The lake has a 100 m island and is located at an elevation of 1595 meters. It lies in a rocky basin of a cirque on the south side of the Stockhorn and is embedded in the Couches-Rouges core (red marl slate of the upper Cretaceous) of the Hinterstockensee trough named after it. This syncline is located between the Schneeloch-Solhorn vault and the Walper-Schuppenzone and extends from the Hinterstockensee, Lasenberg, Nüschleten to Steinig Nacki. It is also called the "Flyschmulde" (after Roland Umiker) due to its flysch occurrence.

The diameter of Lake Hinterstocken is approximately 300 meters, and its area is 6 hectares. The lake's outflow is subterranean. The water flows under 40 meters of cliffs and emerges as a wild stream after about eight hours in the Klusi (1300 m). A nameless rocky peninsula on the western shore of Lake Hinterstocken gives the lake a heart-shaped surface by forming two bays.

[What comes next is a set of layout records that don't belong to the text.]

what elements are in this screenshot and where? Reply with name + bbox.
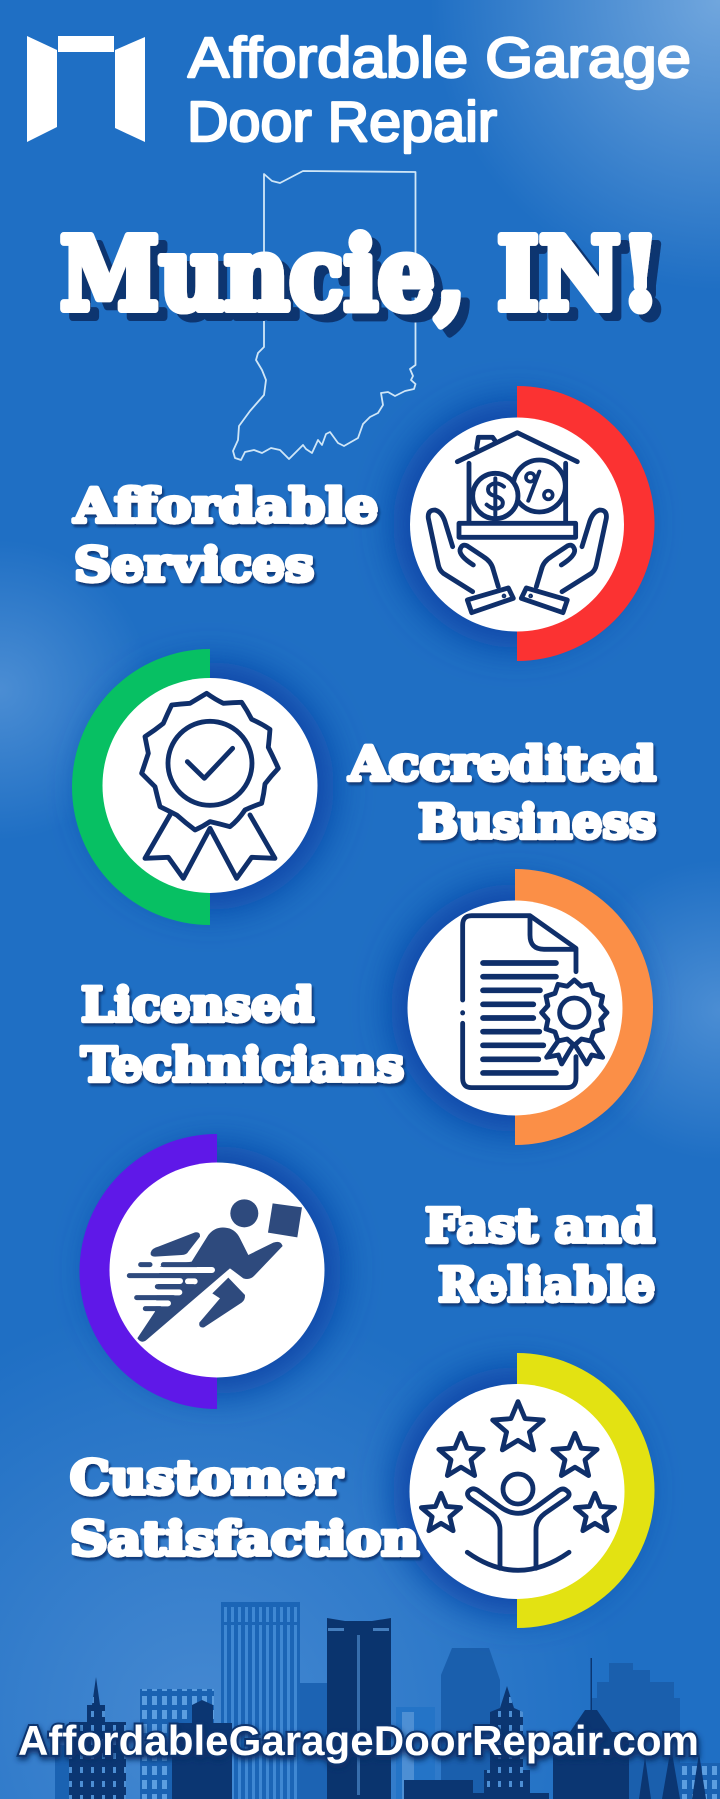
green half ring bbox=[72, 649, 210, 925]
logo text bbox=[187, 26, 691, 154]
logo text: Affordable Garage bbox=[188, 26, 691, 90]
label: Satisfaction bbox=[70, 1512, 419, 1567]
Indiana state outline bbox=[233, 171, 416, 460]
icon: house and money in hands bbox=[428, 433, 606, 613]
label: Accredited bbox=[348, 737, 656, 792]
feature 5: Customer Satisfaction bbox=[70, 1353, 655, 1628]
label: Business bbox=[418, 795, 656, 850]
yellow half ring bbox=[517, 1353, 655, 1628]
label: Customer bbox=[70, 1451, 343, 1506]
feature 1: Affordable Services bbox=[73, 386, 655, 661]
white circle bbox=[408, 900, 622, 1116]
orange half ring bbox=[515, 869, 653, 1145]
feature 3: Licensed Technicians bbox=[81, 869, 653, 1145]
label: Reliable bbox=[438, 1258, 655, 1313]
label bbox=[70, 1451, 419, 1567]
label: Services bbox=[74, 538, 314, 593]
red half ring bbox=[517, 386, 655, 661]
icon: award rosette bbox=[142, 693, 278, 878]
website URL: AffordableGarageDoorRepair.com bbox=[18, 1717, 699, 1764]
logo mark: garage door frame bbox=[27, 36, 145, 142]
purple half ring bbox=[80, 1134, 217, 1409]
icon: running figure with package bbox=[123, 1199, 302, 1342]
city skyline bbox=[55, 1602, 720, 1799]
icon: certificate document bbox=[463, 916, 607, 1088]
label: Fast and bbox=[425, 1199, 655, 1254]
feature 4: Fast and Reliable bbox=[80, 1134, 655, 1409]
white circle bbox=[410, 418, 624, 632]
white circle bbox=[110, 1162, 324, 1378]
label bbox=[81, 978, 404, 1093]
label bbox=[73, 479, 378, 593]
label: Licensed bbox=[81, 978, 314, 1033]
white circle bbox=[410, 1384, 624, 1599]
white circle bbox=[102, 678, 318, 893]
label bbox=[348, 737, 656, 850]
label bbox=[425, 1199, 655, 1313]
feature 2: Accredited Business bbox=[72, 649, 656, 925]
icon: person with five stars bbox=[421, 1402, 615, 1570]
label: Technicians bbox=[81, 1038, 404, 1093]
title: Muncie, IN!: Muncie, IN! bbox=[60, 215, 660, 333]
logo text: Door Repair bbox=[187, 90, 497, 154]
label: Affordable bbox=[73, 479, 378, 534]
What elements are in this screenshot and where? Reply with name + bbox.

The lake can be reached by the Stockhornbahn cable car (Chrindi station). It is a popular destination for amateur fishermen. A hiking trail leads to the Oberstockensee (also called Vorderstockensee, 1665 m), 1.5 km to the west. The two lakes are connected by a tunnel. The small Klusi high-pressure storage power plant has been using the water from the lakes to generate energy since the 1940s; the plant was renovated in 1994/1995.